Następnego dnia na jednej z ulic zobaczyła tego samego mężczyznę w towarzystwie innej młodej kobiety. Niespodziewane spotkanie zdemaskowało oszusta. Okazało się bowiem, że i tę lubliniankę mężczyzna chciał naciągnąć. W tym przypadku na 150 złotych. Sprawca uciekł.
Policjanci w międzyczasie ustalili, że podobnych przypadków na terenie miasta było znacznie więcej. Mundurowi dotarli do kilkunastu młodych kobiet, które w identyczny sposób w ciągu ostatnich miesięcy zostały oszukane przez naciągacza. Policjanci ustalili, że łącznie mężczyzna wyłudził od nich około 1 tys. złotych. Wszystkim oszukanym, wmawiał, że pieniądze zwróci, jak tylko dotrze do domu. Tak jednak się nie stało.

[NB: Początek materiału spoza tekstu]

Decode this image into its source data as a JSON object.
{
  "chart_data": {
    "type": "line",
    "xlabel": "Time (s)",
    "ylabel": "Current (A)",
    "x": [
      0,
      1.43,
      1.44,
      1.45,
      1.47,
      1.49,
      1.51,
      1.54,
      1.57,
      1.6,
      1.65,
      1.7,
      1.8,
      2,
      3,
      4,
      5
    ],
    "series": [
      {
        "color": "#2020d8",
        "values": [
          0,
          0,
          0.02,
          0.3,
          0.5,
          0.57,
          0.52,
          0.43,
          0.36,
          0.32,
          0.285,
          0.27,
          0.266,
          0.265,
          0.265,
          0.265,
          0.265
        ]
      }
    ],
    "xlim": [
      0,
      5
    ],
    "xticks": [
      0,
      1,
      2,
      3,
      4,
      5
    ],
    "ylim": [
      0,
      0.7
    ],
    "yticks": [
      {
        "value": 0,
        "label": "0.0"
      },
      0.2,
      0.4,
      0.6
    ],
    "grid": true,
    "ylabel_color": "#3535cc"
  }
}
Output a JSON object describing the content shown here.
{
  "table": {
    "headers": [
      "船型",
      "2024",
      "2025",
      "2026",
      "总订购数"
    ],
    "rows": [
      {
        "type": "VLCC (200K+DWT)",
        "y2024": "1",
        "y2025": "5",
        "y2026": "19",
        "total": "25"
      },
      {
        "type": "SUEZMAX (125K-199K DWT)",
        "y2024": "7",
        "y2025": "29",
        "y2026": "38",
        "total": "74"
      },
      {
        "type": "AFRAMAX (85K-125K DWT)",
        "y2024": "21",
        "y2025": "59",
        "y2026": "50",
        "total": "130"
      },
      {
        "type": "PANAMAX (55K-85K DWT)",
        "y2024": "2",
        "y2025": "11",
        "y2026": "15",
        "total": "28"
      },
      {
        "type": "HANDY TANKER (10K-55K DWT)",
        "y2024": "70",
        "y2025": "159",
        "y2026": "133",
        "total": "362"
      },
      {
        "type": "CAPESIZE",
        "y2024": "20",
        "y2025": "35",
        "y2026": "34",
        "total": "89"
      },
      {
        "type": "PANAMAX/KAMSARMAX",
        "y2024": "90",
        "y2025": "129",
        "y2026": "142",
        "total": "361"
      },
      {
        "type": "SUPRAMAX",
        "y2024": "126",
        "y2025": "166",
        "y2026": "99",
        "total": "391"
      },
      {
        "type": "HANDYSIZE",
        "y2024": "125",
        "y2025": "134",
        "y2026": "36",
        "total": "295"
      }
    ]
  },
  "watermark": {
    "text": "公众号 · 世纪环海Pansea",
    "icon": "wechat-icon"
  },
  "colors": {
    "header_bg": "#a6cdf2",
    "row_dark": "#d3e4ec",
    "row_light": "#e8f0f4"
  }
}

Policjanci przedstawią mu 13 zarzutów oszustwa. Prawdopodobnie na tej ilości sprawa się nie zakończy, kryminalni dotarli już do kilkudziesięciu kobiet oszukanych przez 36-latka w innych miastach w Polsce.

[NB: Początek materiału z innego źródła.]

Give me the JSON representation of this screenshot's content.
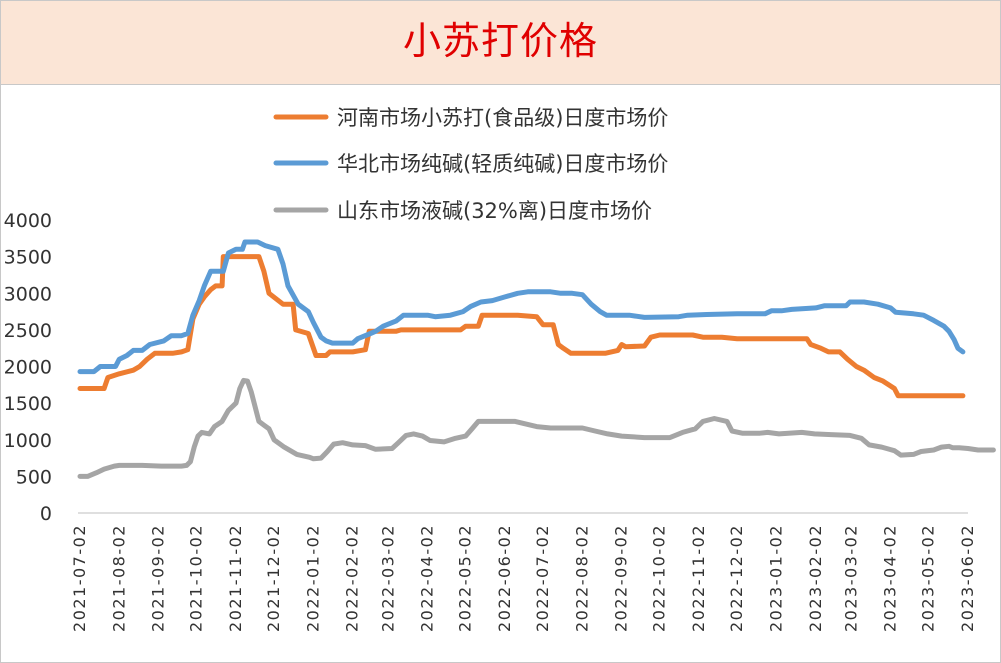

Dzisiaj mężczyzna zostanie doprowadzony do prokuratury. Za oszustwo kodeks karny przewiduje karę do 8 lat więzienia.
Policjanci jednocześnie zwracają się apelem do osób, szczególnie młodych kobiet, które w podobny sposób mogły zostać oszukane przez 36-latka, o zgłaszanie się do jednostek policji.